Major student loan forgiveness program could end: What are your options?
The U.S. Department of Education plans to end a student loan debt forgiveness program used by millions of Americans.
The feds said Dec. 9 that they had reached a proposed court settlement to kill the Saving on a Valuable Education (SAVE) debt relief program.
If approved by the court, about 7 million borrowers would need to move to other repayment plans.
SAVE has been controversial since it was first announced by President Joe Biden’s administration. A group of Republican-led states, including Alabama, sued to halt the plan.

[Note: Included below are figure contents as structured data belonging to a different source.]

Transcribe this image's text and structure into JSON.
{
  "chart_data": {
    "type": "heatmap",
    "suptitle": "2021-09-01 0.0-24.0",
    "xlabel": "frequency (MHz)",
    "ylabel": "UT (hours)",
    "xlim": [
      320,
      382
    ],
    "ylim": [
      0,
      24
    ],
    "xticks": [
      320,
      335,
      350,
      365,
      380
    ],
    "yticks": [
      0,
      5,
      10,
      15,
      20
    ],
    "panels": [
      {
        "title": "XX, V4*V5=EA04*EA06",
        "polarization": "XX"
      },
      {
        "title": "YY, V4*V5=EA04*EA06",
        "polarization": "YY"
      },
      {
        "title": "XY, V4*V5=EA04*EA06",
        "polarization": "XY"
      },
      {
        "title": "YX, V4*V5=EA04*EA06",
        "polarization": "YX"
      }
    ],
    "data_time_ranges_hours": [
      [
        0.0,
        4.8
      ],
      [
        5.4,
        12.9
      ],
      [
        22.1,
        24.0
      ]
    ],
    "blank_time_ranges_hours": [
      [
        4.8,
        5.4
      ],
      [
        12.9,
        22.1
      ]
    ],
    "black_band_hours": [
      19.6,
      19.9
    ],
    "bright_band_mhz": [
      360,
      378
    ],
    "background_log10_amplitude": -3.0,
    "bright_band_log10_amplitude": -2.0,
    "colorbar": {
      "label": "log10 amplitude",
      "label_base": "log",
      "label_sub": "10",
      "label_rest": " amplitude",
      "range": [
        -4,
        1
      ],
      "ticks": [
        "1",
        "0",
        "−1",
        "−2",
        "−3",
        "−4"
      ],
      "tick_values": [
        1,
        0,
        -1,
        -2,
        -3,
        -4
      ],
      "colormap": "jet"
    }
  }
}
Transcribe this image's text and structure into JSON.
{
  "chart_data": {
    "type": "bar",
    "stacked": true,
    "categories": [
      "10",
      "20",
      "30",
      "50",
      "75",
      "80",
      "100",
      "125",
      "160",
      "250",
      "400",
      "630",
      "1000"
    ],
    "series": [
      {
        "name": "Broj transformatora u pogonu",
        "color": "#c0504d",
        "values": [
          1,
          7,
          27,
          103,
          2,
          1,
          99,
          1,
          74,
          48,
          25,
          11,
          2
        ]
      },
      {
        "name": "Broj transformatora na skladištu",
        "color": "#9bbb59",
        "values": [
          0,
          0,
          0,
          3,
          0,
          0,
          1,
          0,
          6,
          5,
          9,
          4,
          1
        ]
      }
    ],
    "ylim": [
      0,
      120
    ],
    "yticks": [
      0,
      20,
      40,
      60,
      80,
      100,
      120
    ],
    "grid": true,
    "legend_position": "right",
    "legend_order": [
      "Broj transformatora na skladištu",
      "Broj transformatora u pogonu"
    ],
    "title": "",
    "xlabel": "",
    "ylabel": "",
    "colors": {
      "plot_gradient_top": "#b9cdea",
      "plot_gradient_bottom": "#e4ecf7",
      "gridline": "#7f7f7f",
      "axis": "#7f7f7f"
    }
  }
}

“Without congressional authorization, the Biden Administration misled millions of borrowers into the illegal SAVE Plan with false promises of artificially low monthly payments – oftentimes as low as $0 – and a short timeline to student loan ‘forgiveness,’” the Education Department said in a news release. “The SAVE Plan would have cost taxpayers, many of whom did not attend college or already repaid their student loans, more than $342 billion over ten years.”
About 115,900 Alabamians are enrolled in SAVE, according to a 2024 news release.
What happens to my SAVE plan?
Current borrowers will be moved to “legal repayment plans,” according to the Education Department. For more information, students should go to the Office of Federal Student Aid’s loan simulator site.
Interest rate accrual resumed in August for SAVE borrowers who had forbearance.
“The Department will begin direct outreach to impacted borrowers to provide guidance about how to repay their student loans in the coming weeks,” the Education Department said in the news release.
The SAVE plan will not accept any more new applications.
Will there be a new loan forgiveness program?
In 2026, the federal government plans to roll out the Repayment Assistance Plan. This was created in 2025 through Trump’s One Big Beautiful Bill.
The Office of Federal Student Aid has not yet publicized details about the plan.
Who used SAVE?
SAVE was supposed to clean up lots of problems in federal loan forgiveness programs. It was also really generous (according to people who sued to block it, way too generous). Some low-income borrowers could pay as little as $0 toward federal student loans.
Students who owed $12,000 or less would have their debt forgiven if they made payments for about 10 years.
Nationally, 414,000 people had $5.5 billion in loans forgiven under the program.
Biden also wanted to forgive up to $20,000 in loans for 40 million people, but the Supreme Court blocked that plan in 2023.
What else is changing?
The Education Department made several changes in 2025 to student financial aid, including cancelling the Grad PLUS loan program, reducing graduate student loans and adjusting requirements for public service loan forgiveness.